In the last several years, DiCastri had come fully into his own as a thinking man's architect. The Terrence Donnelly Centre for Cellular and Biomolecular Research (CCBR, 2005) at the University of Toronto was his masterwork, a building not only fuelled by the fundamentals of sustainable design, but a pleasure to look at and experience by day and by night.

"When we went after that project it was at a point when the University of Toronto wanted to hire star architects," says Peter Clewes, a partner with DiCastri at Architects Alliance and one of his best friends. "We thought that to get on the radar with those people we're going to have to align with some big names." A joint venture was formed with the German gurus of green building, Behnisch, Behnisch & Partner, whose firm was designing the Genzyme Centre (2004), an intensely sustainable building with an unforgiving glass exterior set down in Cambridge, Mass. In contrast, DiCastri's involvement combined with that of Clewes injected the sustainable thrust of the CCBR building with a beguiling, civic presence.

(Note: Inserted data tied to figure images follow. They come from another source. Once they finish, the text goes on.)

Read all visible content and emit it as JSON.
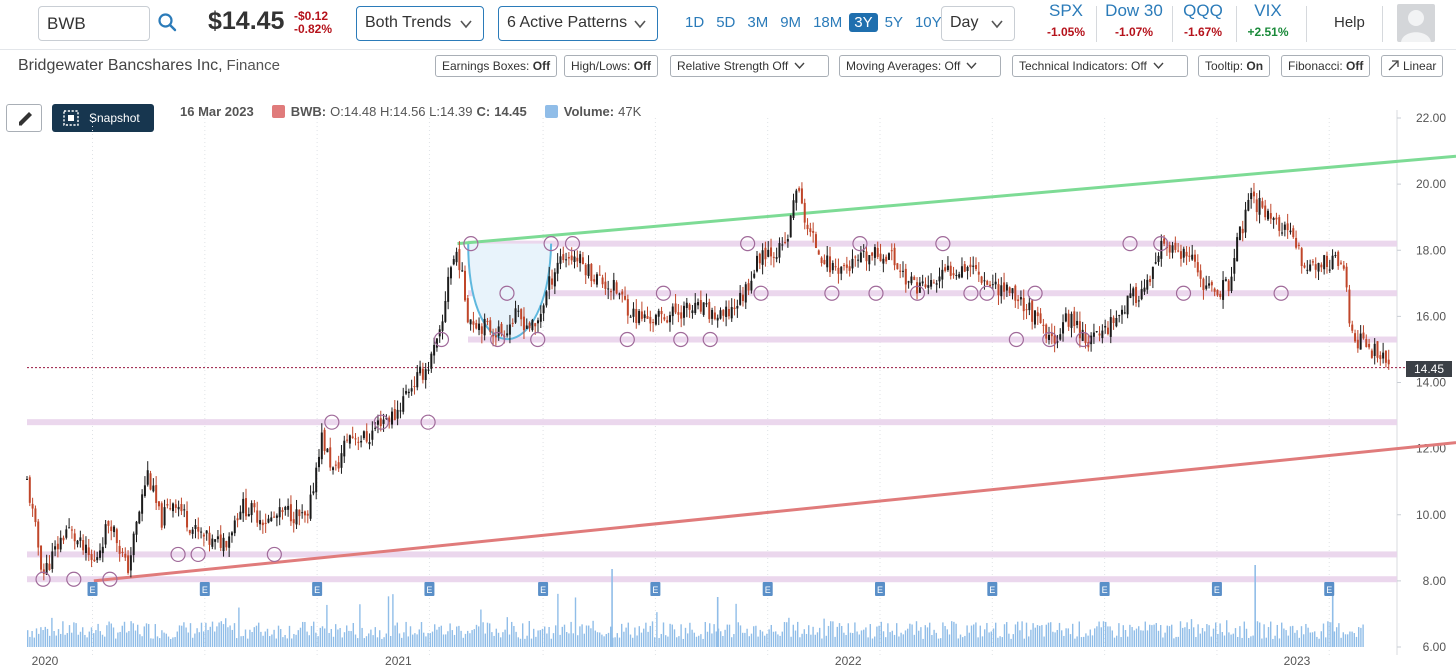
{
  "topbar": {
    "symbol": "BWB",
    "price": "$14.45",
    "change": "-$0.12",
    "change_pct": "-0.82%",
    "trends_dropdown": "Both Trends",
    "patterns_dropdown": "6 Active Patterns",
    "ranges": [
      "1D",
      "5D",
      "3M",
      "9M",
      "18M",
      "3Y",
      "5Y",
      "10Y"
    ],
    "active_range": "3Y",
    "interval": "Day",
    "indices": [
      {
        "name": "SPX",
        "value": "-1.05%",
        "dir": "neg"
      },
      {
        "name": "Dow 30",
        "value": "-1.07%",
        "dir": "neg"
      },
      {
        "name": "QQQ",
        "value": "-1.67%",
        "dir": "neg"
      },
      {
        "name": "VIX",
        "value": "+2.51%",
        "dir": "pos"
      }
    ],
    "help": "Help",
    "colors": {
      "accent": "#2b7bb9",
      "negative": "#b5121b",
      "positive": "#1a8a3a"
    }
  },
  "company": {
    "name": "Bridgewater Bancshares Inc,",
    "sector": "Finance"
  },
  "toolbar": {
    "earnings": {
      "label": "Earnings Boxes:",
      "state": "Off"
    },
    "highlows": {
      "label": "High/Lows:",
      "state": "Off"
    },
    "relstrength": "Relative Strength Off",
    "moving_avgs": "Moving Averages: Off",
    "tech_ind": "Technical Indicators: Off",
    "tooltip": {
      "label": "Tooltip:",
      "state": "On"
    },
    "fibonacci": {
      "label": "Fibonacci:",
      "state": "Off"
    },
    "scale": "Linear"
  },
  "chart_header": {
    "snapshot": "Snapshot",
    "date": "16 Mar 2023",
    "ticker_label": "BWB:",
    "ohlc": "O:14.48 H:14.56 L:14.39",
    "close_label": "C:",
    "close_value": "14.45",
    "volume_label": "Volume:",
    "volume_value": "47K"
  },
  "chart_data": {
    "type": "line",
    "title": "",
    "y_ticks": [
      "22.00",
      "20.00",
      "18.00",
      "16.00",
      "14.00",
      "12.00",
      "10.00",
      "8.00",
      "6.00"
    ],
    "ylim": [
      6,
      22
    ],
    "x_ticks": [
      {
        "label": "2020",
        "t": 0
      },
      {
        "label": "2021",
        "t": 0.2643
      },
      {
        "label": "2022",
        "t": 0.6008
      },
      {
        "label": "2023",
        "t": 0.9364
      }
    ],
    "last_price": "14.45",
    "price_path": [
      [
        0.0,
        11.0
      ],
      [
        0.012,
        8.2
      ],
      [
        0.03,
        9.6
      ],
      [
        0.05,
        8.5
      ],
      [
        0.062,
        9.9
      ],
      [
        0.075,
        8.3
      ],
      [
        0.09,
        11.3
      ],
      [
        0.1,
        9.8
      ],
      [
        0.11,
        10.5
      ],
      [
        0.125,
        9.5
      ],
      [
        0.14,
        9.1
      ],
      [
        0.15,
        9.3
      ],
      [
        0.16,
        10.3
      ],
      [
        0.18,
        9.8
      ],
      [
        0.195,
        10.1
      ],
      [
        0.21,
        9.8
      ],
      [
        0.22,
        12.4
      ],
      [
        0.23,
        11.2
      ],
      [
        0.24,
        12.4
      ],
      [
        0.255,
        12.3
      ],
      [
        0.265,
        12.9
      ],
      [
        0.275,
        13.0
      ],
      [
        0.285,
        13.8
      ],
      [
        0.3,
        14.5
      ],
      [
        0.31,
        15.5
      ],
      [
        0.315,
        17.3
      ],
      [
        0.322,
        18.0
      ],
      [
        0.33,
        16.0
      ],
      [
        0.342,
        15.7
      ],
      [
        0.355,
        15.5
      ],
      [
        0.366,
        16.0
      ],
      [
        0.38,
        15.6
      ],
      [
        0.39,
        16.9
      ],
      [
        0.398,
        17.8
      ],
      [
        0.41,
        17.8
      ],
      [
        0.425,
        17.2
      ],
      [
        0.44,
        16.8
      ],
      [
        0.455,
        16.0
      ],
      [
        0.47,
        15.9
      ],
      [
        0.49,
        16.2
      ],
      [
        0.505,
        16.2
      ],
      [
        0.52,
        15.9
      ],
      [
        0.535,
        16.6
      ],
      [
        0.55,
        18.0
      ],
      [
        0.565,
        18.0
      ],
      [
        0.57,
        18.5
      ],
      [
        0.575,
        20.0
      ],
      [
        0.585,
        18.5
      ],
      [
        0.6,
        17.5
      ],
      [
        0.615,
        17.5
      ],
      [
        0.63,
        17.8
      ],
      [
        0.645,
        17.9
      ],
      [
        0.66,
        17.0
      ],
      [
        0.675,
        16.9
      ],
      [
        0.69,
        17.4
      ],
      [
        0.705,
        17.6
      ],
      [
        0.72,
        17.0
      ],
      [
        0.735,
        16.8
      ],
      [
        0.75,
        16.2
      ],
      [
        0.765,
        15.2
      ],
      [
        0.78,
        16.0
      ],
      [
        0.795,
        15.2
      ],
      [
        0.81,
        15.8
      ],
      [
        0.825,
        16.5
      ],
      [
        0.84,
        17.0
      ],
      [
        0.85,
        18.2
      ],
      [
        0.855,
        18.0
      ],
      [
        0.87,
        17.7
      ],
      [
        0.885,
        16.7
      ],
      [
        0.9,
        17.0
      ],
      [
        0.905,
        18.2
      ],
      [
        0.915,
        19.5
      ],
      [
        0.925,
        19.3
      ],
      [
        0.935,
        18.8
      ],
      [
        0.945,
        18.4
      ],
      [
        0.955,
        17.6
      ],
      [
        0.965,
        17.5
      ],
      [
        0.975,
        17.7
      ],
      [
        0.985,
        17.6
      ],
      [
        0.99,
        15.3
      ],
      [
        1.0,
        15.3
      ],
      [
        1.01,
        14.8
      ],
      [
        1.02,
        14.5
      ]
    ],
    "trendlines": [
      {
        "name": "upper",
        "color": "#7ddb95",
        "from": [
          0.322,
          18.2
        ],
        "to": [
          1.0,
          20.6
        ]
      },
      {
        "name": "lower",
        "color": "#e07b7b",
        "from": [
          0.05,
          8.0
        ],
        "to": [
          1.0,
          11.9
        ]
      }
    ],
    "support_resistance_levels": [
      18.2,
      16.7,
      15.3,
      12.8,
      8.8,
      8.05
    ],
    "earnings_markers": "E",
    "series_colors": {
      "candle_up": "#1b1b1b",
      "candle_down": "#c0462a",
      "volume": "#90bde8",
      "level_band": "#e9d3eb",
      "pattern_fill": "#e8f3fb"
    }
  }
}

Yes, it is true that Architects Alliance likely won the commission because it hooked up with a well-known European firm. But, the Toronto firm - specifically DiCastri - is largely responsible for turning a technically demanding program into something interpreted as lightness. The CCBR sits boldly on College Street with a dynamic front elevation comprised of a double skin of glass - researchers can operate their own windows - rising up from a generous civic plaza. Driving by the other night, the inter-disciplinary centre seemed alive with energy, a series of bulbous lights leading the eye from the street to a lush bamboo garden inside the front hall of the centre, and more greenery punctuating the upper research floors.An architect's job requires imagination and high levels of pragmatism. But, it also requires stamina and determination. DiCastri required plenty of both in order to complete the design of Toronto's first ravine gateway and resist a city councillor's attempts to have it dismantled after its construction. In a city uncomfortable with bold civic gestures, the piece by DiCastri surprises for its singular, unflinching presence within the mess of urban infrastructure that can be found north of Highway 401 at the corner of Leslie Street and Sheppard Avenue. The idea was to simply announce with conviction that there was a vast, enchanting place to walk in nature underneath the whirling madness of the highways.

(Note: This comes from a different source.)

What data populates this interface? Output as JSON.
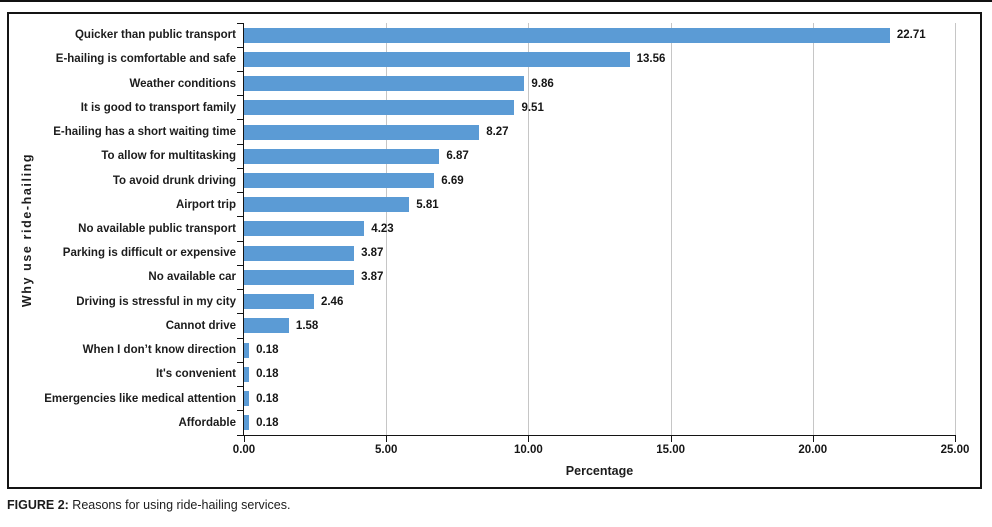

What DiCastri delivered is a wide band of dark red Cor-Ten steel that runs several metres above the sidewalk then folds itself powerfully back like the prow of a ship, the folded plane pointing down toward the Don River Trail. There's nothing kitsch or delicate about DiCastri's move. It was accused by a now retired, simple minded councillor of being a rusty rail. DiCastri's ravine marker is hard sculpture. And that is the pleasure of it.

Perhaps the hard freeze of this winter makes it particularly difficult to bear the simultaneous loss of DiCastri and Stinson. Both men died because of the curse of cancer, their wives and children at their sides. Both died on Jan. 29, 2008. They were architects who gave with passion and determination. And that is why they will be remembered.